Description
The requirement to upcast sum(x)
to the default floating-point dtype with the default dtype=None
currently says (from the sum spec):
If x
has a real-valued floating-point data type, the returned array must have the default real-valued floating-point data type.
The rationale given is "keyword argument is intended to help prevent data type overflows.". This came up again in the review of NEP 56 (numpy/numpy#25542), and is basically the only part of the standard that was flagged as problematic and explicitly rejected.
I agree that the standard's choice here is problematic, at least from a practical perspective: no array library does this, and none are planning to implement this.

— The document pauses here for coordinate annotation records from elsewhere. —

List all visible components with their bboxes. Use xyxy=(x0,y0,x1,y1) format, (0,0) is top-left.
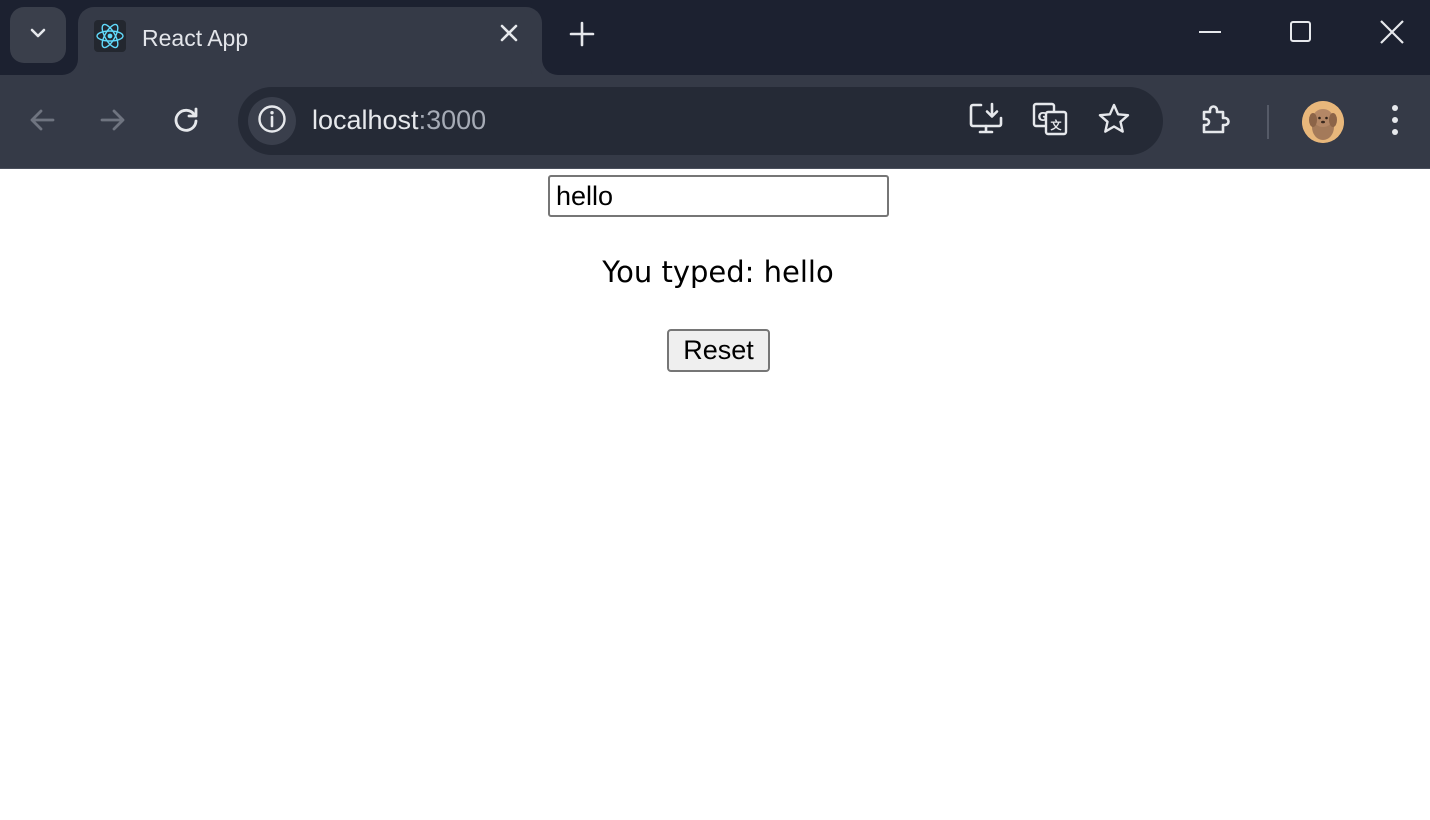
tab-title: React App xyxy=(142,25,249,51)
translate-button[interactable]: G 文 xyxy=(1030,101,1070,141)
forward-button[interactable] xyxy=(90,99,136,145)
react-logo-icon xyxy=(94,20,126,52)
plus-icon xyxy=(569,21,595,52)
browser-toolbar: localhost:3000 G 文 xyxy=(0,75,1430,168)
browser-menu-button[interactable] xyxy=(1372,99,1418,145)
minimize-window-button[interactable] xyxy=(1164,0,1256,68)
reset-button[interactable]: Reset xyxy=(667,329,770,372)
address-bar[interactable]: localhost:3000 G 文 xyxy=(238,87,1163,155)
back-arrow-icon xyxy=(28,106,56,139)
reload-button[interactable] xyxy=(163,99,209,145)
chevron-down-icon xyxy=(28,23,48,48)
tab-active[interactable]: React App xyxy=(78,7,542,75)
url-host: localhost xyxy=(312,105,419,135)
info-icon xyxy=(257,104,287,139)
profile-avatar[interactable] xyxy=(1302,101,1344,143)
maximize-window-button[interactable] xyxy=(1255,0,1347,68)
svg-text:G: G xyxy=(1038,110,1048,124)
tab-close-button[interactable] xyxy=(496,22,522,48)
install-app-icon xyxy=(968,102,1004,141)
maximize-icon xyxy=(1289,20,1313,49)
close-icon xyxy=(1379,19,1405,50)
menu-dots-icon xyxy=(1390,104,1400,141)
url-port: :3000 xyxy=(418,105,487,135)
extensions-button[interactable] xyxy=(1193,99,1239,145)
bookmark-button[interactable] xyxy=(1094,101,1134,141)
forward-arrow-icon xyxy=(99,106,127,139)
text-input[interactable] xyxy=(548,175,889,217)
close-window-button[interactable] xyxy=(1346,0,1430,68)
translate-icon: G 文 xyxy=(1032,102,1068,141)
bookmark-star-icon xyxy=(1097,102,1131,141)
page-content: You typed: hello Reset xyxy=(0,169,1430,820)
tab-strip: React App xyxy=(0,0,1430,75)
browser-chrome: React App localhost:3000 G 文 xyxy=(0,0,1430,169)
tab-search-button[interactable] xyxy=(10,7,66,63)
toolbar-divider xyxy=(1267,105,1269,139)
url-text: localhost:3000 xyxy=(312,105,486,136)
svg-text:文: 文 xyxy=(1051,118,1063,132)
typed-text-display: You typed: hello xyxy=(602,255,834,289)
minimize-icon xyxy=(1198,20,1222,49)
back-button[interactable] xyxy=(19,99,65,145)
new-tab-button[interactable] xyxy=(562,16,602,56)
close-icon xyxy=(500,24,518,47)
reload-icon xyxy=(172,106,200,139)
site-info-button[interactable] xyxy=(248,97,296,145)
install-app-button[interactable] xyxy=(966,101,1006,141)
extensions-icon xyxy=(1199,103,1233,142)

And the rationale is pretty weak, it just does not apply to floating-point dtypes to a similar extent as it does to integer dtypes (and for integers, array libraries do implement the upcasting). Examples:
>>> # NumPy:
>>> np.sum(np.ones(3, dtype=np.float32)).dtype
dtype('float32')
>>> np.sum(np.ones(3, dtype=np.int32)).dtype
dtype('int64')
>>> # PyTorch:
>>> torch.sum(torch.ones(2, dtype=torch.bfloat16)).dtype
torch.bfloat16
>>> torch.sum(torch.ones(2, dtype=torch.int16)).dtype
torch.int64
>>> # JAX:
>>> jnp.sum(jnp.ones(4, dtype=jnp.float16)).dtype
dtype('float16')
>>> jnp.sum(jnp.ones(4, dtype=jnp.int16)).dtype
dtype('int32')
>>> # CuPy:
>>> cp.sum(cp.ones(5, dtype=cp.float16)).dtype
dtype('float16')
>>> cp.sum(cp.ones(5, dtype=cp.int32)).dtype
dtype('int64')
>>> # Dask:
>>> da.sum(da.ones(6, dtype=np.float32)).dtype
dtype('float32')
>>> da.sum(da.ones(6, dtype=np.int32)).dtype
dtype('int64')
>>>
The most relevant conversation is #238 (comment). There was some further minor tweaks (without much discussion) in gh-666.
Proposed resolution: align the standard with what all known array libraries implement today.